At its core, the proposal is about efficiency, fairness, and cost-cutting. Nigeria spends billions each election cycle, dragging polls across weeks or months. This wastes resources, exhausts voters and officials, and opens doors for manipulation, suppression, and bandwagon effects where early results influence later ones. One‑day elections would reduce distortion and better reflect the people’s true choices.
Critics argue INEC can’t manage such an operation in one day. But similar doubts arose before the introduction of BVAS and electronic transmission yet INEC adapted. By 2015, INEC deployed the card reader to authenticate voters. By 2023, BVAS was verifying identities and uploading results in real time, cutting fraud and streamlining operations. By 2027, even more advanced tools and platforms are likely to ease same‑day elections and eliminate the bulkiness critics fear.
INEC doesn’t need less responsibility it needs support, funding, and political will. Capacity is built through ambition, not retreat. If other large democracies with fewer resources can hold all elections on one day, Nigeria can too.
The real resistance is political. The APC knows that a one‑day election levels the field. It removes the psychological advantage they have when presidential polls come first, letting them claim early victory and influence subsequent races. With all contests decided together, there’s no room to rig momentum or intimidate voters based on earlier results. This terrifies the ruling party it strips them of a weapon they’ve long relied on: staggered advantage.

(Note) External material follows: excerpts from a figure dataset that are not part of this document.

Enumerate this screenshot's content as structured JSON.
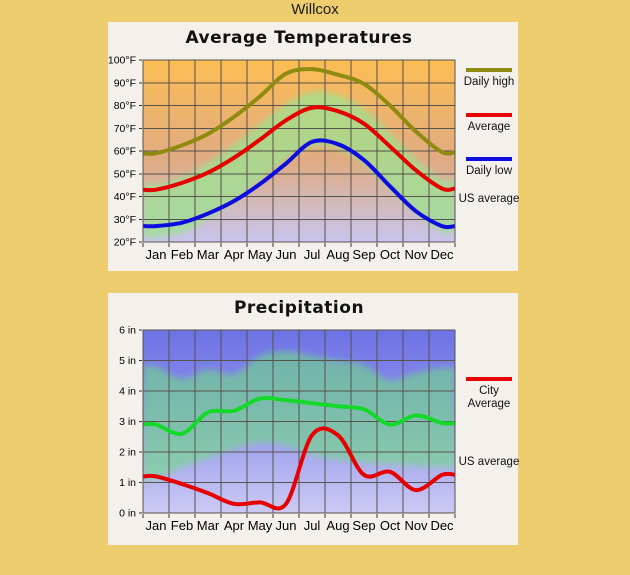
{
  "page": {
    "title": "Willcox",
    "background": "#eecd6e"
  },
  "temperature": {
    "title": "Average Temperatures",
    "legend": {
      "daily_high": "Daily high",
      "average": "Average",
      "daily_low": "Daily low",
      "us_average": "US average"
    }
  },
  "precipitation": {
    "title": "Precipitation",
    "legend": {
      "city_line1": "City",
      "city_line2": "Average",
      "us_average": "US average"
    }
  },
  "chart_data": [
    {
      "type": "line",
      "title": "Average Temperatures",
      "categories": [
        "Jan",
        "Feb",
        "Mar",
        "Apr",
        "May",
        "Jun",
        "Jul",
        "Aug",
        "Sep",
        "Oct",
        "Nov",
        "Dec"
      ],
      "ylim": [
        20,
        100
      ],
      "ytick_step": 10,
      "y_tick_labels": [
        "20°F",
        "30°F",
        "40°F",
        "50°F",
        "60°F",
        "70°F",
        "80°F",
        "90°F",
        "100°F"
      ],
      "grid": true,
      "legend_position": "right",
      "series": [
        {
          "name": "Daily high",
          "color": "#8f8a10",
          "values": [
            59,
            62.5,
            67.5,
            75,
            84,
            94,
            96,
            93.5,
            89.5,
            80,
            68.5,
            59.5
          ]
        },
        {
          "name": "Average",
          "color": "#e60000",
          "values": [
            43,
            46,
            50.5,
            57,
            65,
            73.5,
            79,
            77.5,
            72,
            62,
            51.5,
            43.5
          ]
        },
        {
          "name": "Daily low",
          "color": "#0d0de0",
          "values": [
            27,
            28.5,
            32.5,
            38,
            45.5,
            54.5,
            64,
            63,
            56,
            44.5,
            33.5,
            27
          ]
        }
      ],
      "band": {
        "name": "US average",
        "color": "#9ce290",
        "low": [
          22,
          24,
          30,
          38,
          47,
          56,
          62,
          61,
          54,
          43,
          32.5,
          24.5
        ],
        "high": [
          45.5,
          48.5,
          55,
          63,
          72,
          80.5,
          86,
          84.5,
          78.5,
          68,
          56.5,
          47.5
        ]
      },
      "background_gradient": [
        "#fcbd53",
        "#e0ab82",
        "#c7c5ee"
      ]
    },
    {
      "type": "line",
      "title": "Precipitation",
      "categories": [
        "Jan",
        "Feb",
        "Mar",
        "Apr",
        "May",
        "Jun",
        "Jul",
        "Aug",
        "Sep",
        "Oct",
        "Nov",
        "Dec"
      ],
      "ylim": [
        0,
        6
      ],
      "ytick_step": 1,
      "y_tick_labels": [
        "0 in",
        "1 in",
        "2 in",
        "3 in",
        "4 in",
        "5 in",
        "6 in"
      ],
      "grid": true,
      "legend_position": "right",
      "series": [
        {
          "name": "US average",
          "color": "#15d92a",
          "values": [
            2.9,
            2.6,
            3.3,
            3.35,
            3.75,
            3.7,
            3.6,
            3.5,
            3.4,
            2.9,
            3.2,
            2.95
          ]
        },
        {
          "name": "City Average",
          "color": "#e60000",
          "values": [
            1.2,
            0.95,
            0.65,
            0.3,
            0.35,
            0.3,
            2.55,
            2.55,
            1.25,
            1.35,
            0.75,
            1.25
          ]
        }
      ],
      "band": {
        "name": "US average range",
        "color": "#6edc7e",
        "low": [
          1.1,
          1.5,
          1.8,
          2.1,
          2.3,
          2.2,
          1.9,
          1.75,
          1.65,
          1.6,
          1.55,
          1.5
        ],
        "high": [
          4.8,
          4.4,
          4.7,
          4.55,
          5.15,
          5.3,
          5.15,
          5.0,
          4.85,
          4.35,
          4.6,
          4.75
        ]
      },
      "background_gradient": [
        "#6d72e6",
        "#9194ec",
        "#cccaf3"
      ]
    }
  ]
}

More importantly, the people are exhausted by insecurity, hunger, economic hardship, and a government that feels out of touch. The APC fears that if all elections happen in one day, Nigerians will vote them out completely in one swift, irreversible sweep. No fallback. No second chances. No mid‑course strategy tweaks. Just a clean, democratic reckoning. That’s what they fear not INEC logistics, not ballot length just the people’s judgment, unfiltered and final.

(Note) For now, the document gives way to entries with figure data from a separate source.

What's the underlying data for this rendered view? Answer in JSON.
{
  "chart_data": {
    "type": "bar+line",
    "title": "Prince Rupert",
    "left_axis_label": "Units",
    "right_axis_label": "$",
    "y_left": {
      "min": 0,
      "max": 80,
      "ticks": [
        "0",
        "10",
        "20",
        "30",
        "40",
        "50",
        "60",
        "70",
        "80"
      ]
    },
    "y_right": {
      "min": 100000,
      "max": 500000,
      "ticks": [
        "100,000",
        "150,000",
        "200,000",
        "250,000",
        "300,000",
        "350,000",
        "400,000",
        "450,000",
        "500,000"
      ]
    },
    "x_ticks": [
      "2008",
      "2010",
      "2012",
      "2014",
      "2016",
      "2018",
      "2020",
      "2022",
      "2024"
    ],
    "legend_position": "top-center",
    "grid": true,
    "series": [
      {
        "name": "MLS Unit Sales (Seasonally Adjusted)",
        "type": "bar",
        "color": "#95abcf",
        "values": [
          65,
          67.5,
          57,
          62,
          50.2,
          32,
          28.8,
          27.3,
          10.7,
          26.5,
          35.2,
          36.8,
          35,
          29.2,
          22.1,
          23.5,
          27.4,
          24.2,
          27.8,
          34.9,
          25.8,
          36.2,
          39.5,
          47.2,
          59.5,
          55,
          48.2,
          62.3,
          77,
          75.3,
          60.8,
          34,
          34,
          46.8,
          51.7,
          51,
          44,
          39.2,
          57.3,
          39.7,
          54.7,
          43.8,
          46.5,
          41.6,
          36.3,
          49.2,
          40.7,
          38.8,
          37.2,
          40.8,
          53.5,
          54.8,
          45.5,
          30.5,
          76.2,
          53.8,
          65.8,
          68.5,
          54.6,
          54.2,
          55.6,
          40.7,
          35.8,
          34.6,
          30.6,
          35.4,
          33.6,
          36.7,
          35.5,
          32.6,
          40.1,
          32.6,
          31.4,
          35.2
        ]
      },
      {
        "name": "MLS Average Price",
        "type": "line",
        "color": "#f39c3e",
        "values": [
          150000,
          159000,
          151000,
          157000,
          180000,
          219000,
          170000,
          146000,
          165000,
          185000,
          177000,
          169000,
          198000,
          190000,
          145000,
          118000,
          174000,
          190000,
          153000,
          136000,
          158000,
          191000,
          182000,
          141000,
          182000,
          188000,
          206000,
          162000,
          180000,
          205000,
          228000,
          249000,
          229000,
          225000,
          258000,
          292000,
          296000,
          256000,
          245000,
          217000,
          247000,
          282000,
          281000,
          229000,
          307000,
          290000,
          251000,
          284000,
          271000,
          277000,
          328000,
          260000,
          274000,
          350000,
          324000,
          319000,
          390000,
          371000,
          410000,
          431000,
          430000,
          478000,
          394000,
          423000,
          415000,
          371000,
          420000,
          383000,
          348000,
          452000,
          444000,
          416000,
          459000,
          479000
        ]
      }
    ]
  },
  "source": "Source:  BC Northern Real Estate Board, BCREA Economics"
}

Opponents cloak their fear in technical language, invoking past legal setbacks and questioning constitutionality. But laws evolve. What failed in 2003 doesn’t have to fail now. Nigeria has grown. Our electoral system has matured. Political awareness of the masses has deepened. And crucially, we now have tech capacity that was absent in 2003. What we need is a system matching that growth one ensuring no one rides into power via scattered elections and manufactured momentum.
A one‑day election is more than procedural it’s a step toward electoral justice. It sends a message that all offices matter equally, every vote counts the same, and democracy must not be manipulated by the calendar. Let us not be held hostage by fear. Let us embrace reform not for politics, but for progress.
Borrowing from the 2nd Republic political party the NPN slogan One Nation one destiny the 2027 election should be One day, One ballot. One destiny. The time to adopt this is now.